Written by Jessica Kim Cohen
Toby Cosgrove, MD, former CEO of Cleveland Clinic, told CNBC he foresees 2019 as the year telehealth becomes ubiquitous.
Although telehealth has already permeated the healthcare space, many patients don’t know it exists, Dr. Cosgrove said. However, as awareness grows, patients are increasingly becoming interested in using video conferencing with their physician as a way to save a trip to a hospital. Telehealth also helps patients with chronic conditions, who may need regular monitoring.
“[Oakland, Calif.-based Kaiser Permanente] is seeing over 50 percent of their patients distantly,” Dr. Cosgrove told CNBC.
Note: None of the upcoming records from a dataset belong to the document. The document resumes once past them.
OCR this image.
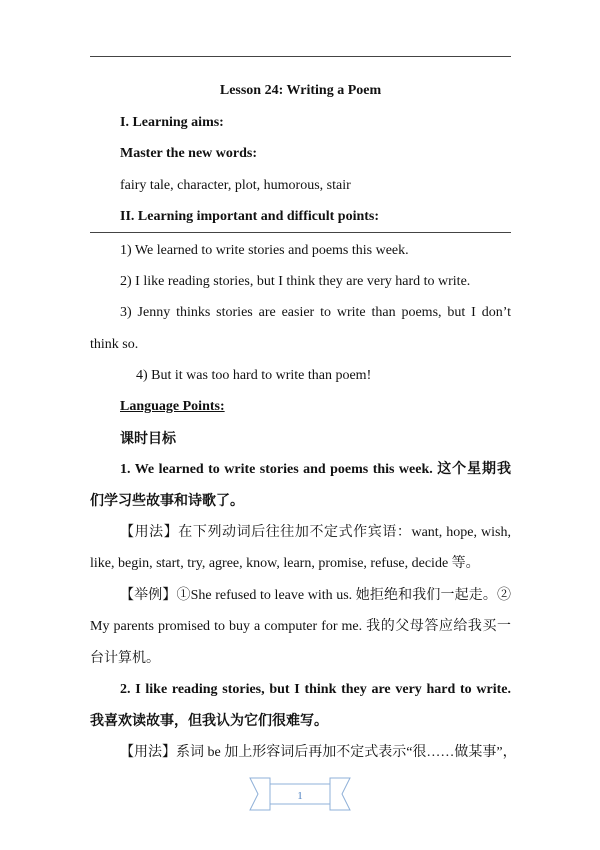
Lesson 24: Writing a Poem
I. Learning aims:
Master the new words:
fairy tale, character, plot, humorous, stair
II. Learning important and difficult points:
1) We learned to write stories and poems this week.
2) I like reading stories, but I think they are very hard to write.
3) Jenny thinks stories are easier to write than poems, but I don’t
think so.
4) But it was too hard to write than poem!
Language Points:
课时目标
1. We learned to write stories and poems this week. 这个星期我
们学习些故事和诗歌了。
【用法】在下列动词后往往加不定式作宾语：want, hope, wish,
like, begin, start, try, agree, know, learn, promise, refuse, decide 等。
【举例】①She refused to leave with us. 她拒绝和我们一起走。②
My parents promised to buy a computer for me. 我的父母答应给我买一
台计算机。
2. I like reading stories, but I think they are very hard to write.
我喜欢读故事，但我认为它们很难写。
【用法】系词 be 加上形容词后再加不定式表示“很……做某事”，
1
Dr. Cosgrove, who now serves as an executive advisor to Google Cloud’s healthcare and life sciences team, also said the cloud will serve as a way to make the tremendous amount of data available in healthcare actionable.
“There’s an enormous amount of data and it’s a problem for us to keep track of and that’s why I think the cloud is going to come in,” he said, noting data can be stored and analyzed in the cloud. “So now you can have huge data sets that you can begin to analyze, and now that’s where [artificial intelligence] and machine learning comes in.”
Earlier this year, Google along with Amazon, IBM, Microsoft, Oracle and Salesforce announced a joint commitment to removing barriers to interoperability in healthcare. The goal of the program is to deliver better patient care, higher user satisfaction and lower costs across the industry by improving health information exchange.
“As the data goes to the cloud all the major cloud providers have come to an agreement that they will share unidentified information,” Dr. Cosgrove added.